Emergency does not dictate that we become totalitarians. Emergency does not dictate that we turn on each other. Emergency dictates that we double down on human freedom.

That is the just thing to do. That is also the effective thing to do.

America is engaged in the biggest folly since the Civil War, at the hands of tyrants. In the spring of 2020, we’ve witnessed that the tyrants’ obedient, unthinking, vocal supporters have been patriots and socialists alike, libertarians and Marxists, common folk and self-proclaimed anarcho-capitalists, constitutionalists and anarcho-socialists, clergy and laymen, physicians and laymen. Across society, the tyrants have found eager snitches and hangmen against those unwilling to submit.

Some of the most vocal defenders of human freedom folded most quickly.

This moment is the litmus test. What would you not do for the state? Would you turn over your guns if asked? Would you turn over your home? Would you turn over your family if asked? If you supported the quarantines, even called for them, the answer is most certainly yes.

You just need to be asked and your boundaries will crumble. Maybe asked nicely. Maybe asked harshly.
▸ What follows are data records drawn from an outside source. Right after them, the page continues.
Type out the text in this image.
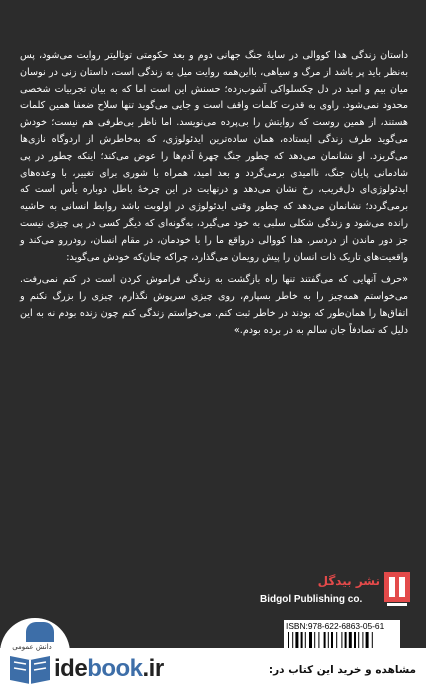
داستان زندگی هدا کووالی در سایهٔ جنگ جهانی دوم و بعد حکومتی توتالیتر روایت می‌شود، پس به‌نظر باید پر باشد از مرگ و سیاهی، با‌این‌همه روایت میل به زندگی است، داستان زنی در نوسان میان بیم و امید در دل چکسلواکی آشوب‌زده؛ حسنش این است اما که به بیان تجربیات شخصی محدود نمی‌شود. راوی به قدرت کلمات واقف است و جایی می‌گوید تنها سلاح ضعفا همین کلمات هستند، از همین روست که روایتش را بی‌پرده می‌نویسد. اما ناظر بی‌طرفی هم نیست؛ خودش می‌گوید طرف زندگی ایستاده، همان ساده‌ترین ایدئولوژی، که به‌خاطرش از اردوگاه نازی‌ها می‌گریزد. او نشانمان می‌دهد که چطور جنگ چهرهٔ آدم‌ها را عوض می‌کند؛ اینکه چطور در پی شادمانی پایان جنگ، ناامیدی برمی‌گردد و بعد امید، همراه با شوری برای تغییر، با وعده‌های ایدئولوژی‌ای دل‌فریب، رخ نشان می‌دهد و درنهایت در این چرخهٔ باطل دوباره یأس است که برمی‌گردد؛ نشانمان می‌دهد که چطور وقتی ایدئولوژی در اولویت باشد روابط انسانی به حاشیه رانده می‌شود و زندگی شکلی سلبی به خود می‌گیرد، به‌گونه‌ای که دیگر کسی در پی چیزی نیست جز دور ماندن از دردسر. هدا کووالی درواقع ما را با خودمان، در مقام انسان، رودررو می‌کند و واقعیت‌های تاریک ذات انسان را پیش رویمان می‌گذارد، چراکه چنان‌که خودش می‌گوید:
«حرف آنهایی که می‌گفتند تنها راه بازگشت به زندگی فراموش کردن است در کتم نمی‌رفت. می‌خواستم همه‌چیز را به خاطر بسپارم، روی چیزی سرپوش نگذارم، چیزی را بزرگ نکنم و اتفاق‌ها را همان‌طور که بودند در خاطر ثبت کنم. می‌خواستم زندگی کنم چون زنده بودم نه به این دلیل که تصادفاً جان سالم به در برده بودم.»
نشر بیدگل
Bidgol Publishing co.
ISBN:978-622-6863-05-61
دانش عمومی
idebook.ir	مشاهده و خرید این کتاب در:
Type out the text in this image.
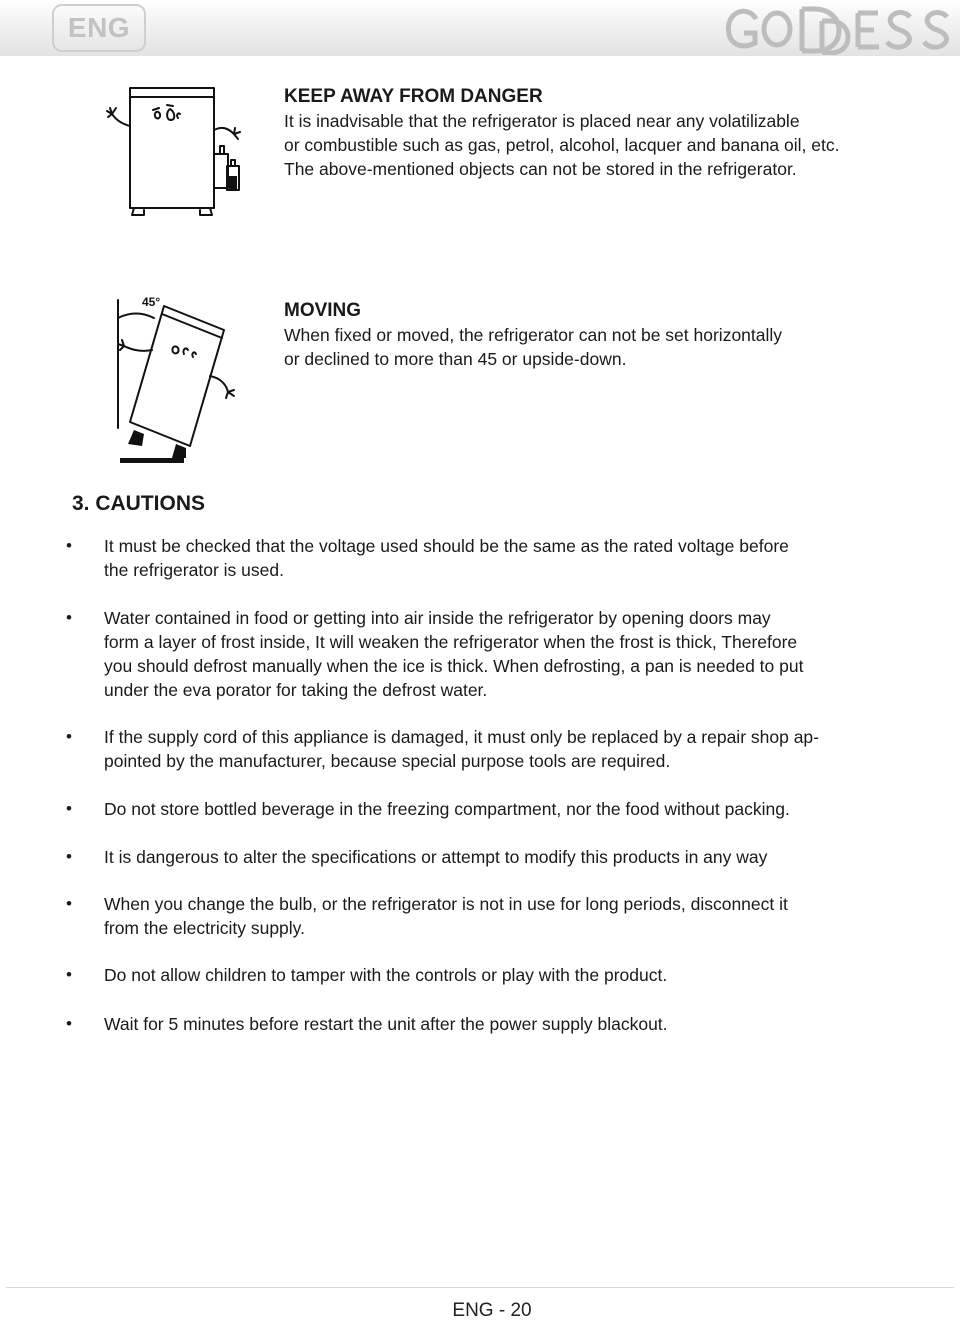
ENG
KEEP AWAY FROM DANGER

It is inadvisable that the refrigerator is placed near any volatilizable

or combustible such as gas, petrol, alcohol, lacquer and banana oil, etc.

The above-mentioned objects can not be stored in the refrigerator.

45°	MOVING

When fixed or moved, the refrigerator can not be set horizontally

or declined to more than 45 or upside-down.

3. CAUTIONS
• It must be checked that the voltage used should be the same as the rated voltage before

the refrigerator is used.

• Water contained in food or getting into air inside the refrigerator by opening doors may

form a layer of frost inside, It will weaken the refrigerator when the frost is thick, Therefore

you should defrost manually when the ice is thick. When defrosting, a pan is needed to put

under the eva porator for taking the defrost water.

• If the supply cord of this appliance is damaged, it must only be replaced by a repair shop ap-

pointed by the manufacturer, because special purpose tools are required.

• Do not store bottled beverage in the freezing compartment, nor the food without packing.

• It is dangerous to alter the specifications or attempt to modify this products in any way

• When you change the bulb, or the refrigerator is not in use for long periods, disconnect it

from the electricity supply.

• Do not allow children to tamper with the controls or play with the product.

• Wait for 5 minutes before restart the unit after the power supply blackout.

ENG - 20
Maybe asked manipulatively.

And the ranks of who actually supports liberty in America suddenly look so much smaller, making this a very sad day. This is what is meant by the adage “the truth hurts.” To move from make-believe to reality can be so painful, yet necessary, if you want to know the truth as best you can.

The fable that so many more Americans really believed in liberty felt very good.
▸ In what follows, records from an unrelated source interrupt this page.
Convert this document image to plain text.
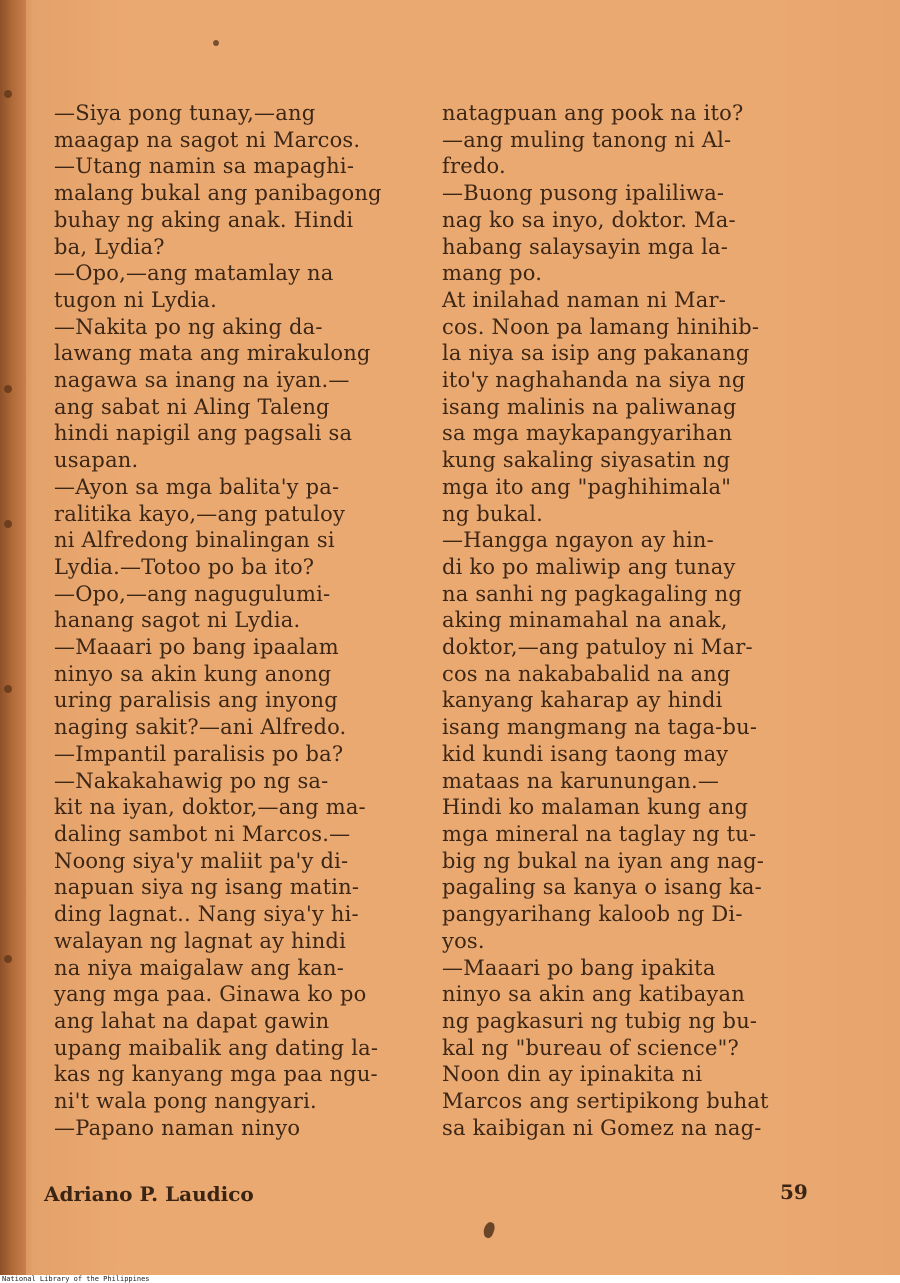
—Siya pong tunay,—ang
maagap na sagot ni Marcos.

—Utang namin sa mapaghi-
malang bukal ang panibagong
buhay ng aking anak. Hindi
ba, Lydia?

—Opo,—ang matamlay na
tugon ni Lydia.

—Nakita po ng aking da-
lawang mata ang mirakulong
nagawa sa inang na iyan.—
ang sabat ni Aling Taleng
hindi napigil ang pagsali sa
usapan.

—Ayon sa mga balita'y pa-
ralitika kayo,—ang patuloy
ni Alfredong binalingan si
Lydia.—Totoo po ba ito?

—Opo,—ang nagugulumi-
hanang sagot ni Lydia.

—Maaari po bang ipaalam
ninyo sa akin kung anong
uring paralisis ang inyong
naging sakit?—ani Alfredo.
—Impantil paralisis po ba?

—Nakakahawig po ng sa-
kit na iyan, doktor,—ang ma-
daling sambot ni Marcos.—
Noong siya'y maliit pa'y di-
napuan siya ng isang matin-
ding lagnat.. Nang siya'y hi-
walayan ng lagnat ay hindi
na niya maigalaw ang kan-
yang mga paa. Ginawa ko po
ang lahat na dapat gawin
upang maibalik ang dating la-
kas ng kanyang mga paa ngu-
ni't wala pong nangyari.

—Papano naman ninyo

natagpuan ang pook na ito?
—ang muling tanong ni Al-
fredo.

—Buong pusong ipaliliwa-
nag ko sa inyo, doktor. Ma-
habang salaysayin mga la-
mang po.

At inilahad naman ni Mar-
cos. Noon pa lamang hinihib-
la niya sa isip ang pakanang
ito'y naghahanda na siya ng
isang malinis na paliwanag
sa mga maykapangyarihan
kung sakaling siyasatin ng
mga ito ang "paghihimala"
ng bukal.

—Hangga ngayon ay hin-
di ko po maliwip ang tunay
na sanhi ng pagkagaling ng
aking minamahal na anak,
doktor,—ang patuloy ni Mar-
cos na nakababalid na ang
kanyang kaharap ay hindi
isang mangmang na taga-bu-
kid kundi isang taong may
mataas na karunungan.—
Hindi ko malaman kung ang
mga mineral na taglay ng tu-
big ng bukal na iyan ang nag-
pagaling sa kanya o isang ka-
pangyarihang kaloob ng Di-
yos.

—Maaari po bang ipakita
ninyo sa akin ang katibayan
ng pagkasuri ng tubig ng bu-
kal ng "bureau of science"?

Noon din ay ipinakita ni
Marcos ang sertipikong buhat
sa kaibigan ni Gomez na nag-

Adriano P. Laudico	59
National Library of the Philippines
It was easy to talk about liberty during that lull between 9/11 and March 2020. But it sure has gotten hard for the fraudsters to hide their lack of allegiance to liberty in this era that has so clearly drawn a line of demarcation in their actions.

It’s not just the Patriot Act. It’s not just the inhumanity of groping in airports. It’s the shut-down of life. It’s the invasion of the church. It’s imprisonment in the home.

A stark line of demarcation has been drawn indeed.

Will you wear a mask?

Will you self-quarantine?

Will you call on others to be sealed in their homes?

Will you spread fear porn?

Will you trust in the medical establishment?

Will you trust that your government has this under control?

Will you demand that others pledge their allegiance to their hair-brained plans and their once in a century tyranny?

Will you abandon the conviction that the individual is the foundation of society because they convinced you of a new boogey-man?

Will you suggest that the handicapped line up first?

Will you call for others to obey?

Will you report them if they don’t?

Who will you demand line up next?

Will you shut down the churches so there is no more sense of sanctuary?

Will you report those who won’t comply?

Will you shut down the parks so there is nowhere left to run?

Or will you ignore all that and simply disobey? Live your life? Encourage others to do the same? Because it is that simple.

Gary Barnett writes “Once any country’s people succumb to obedience, all that is left is slavery.” Henry David Thoreau writes “Disobedience is the true foundation of liberty. The obedient must be slaves.”

This moment is the litmus test. This moment is how you will forever be judged by those around you. But more importantly, if you are a person of conscience, this moment is how you will forever judge yourself.

It is a simple as flipping that switch in your head and committing to disobey.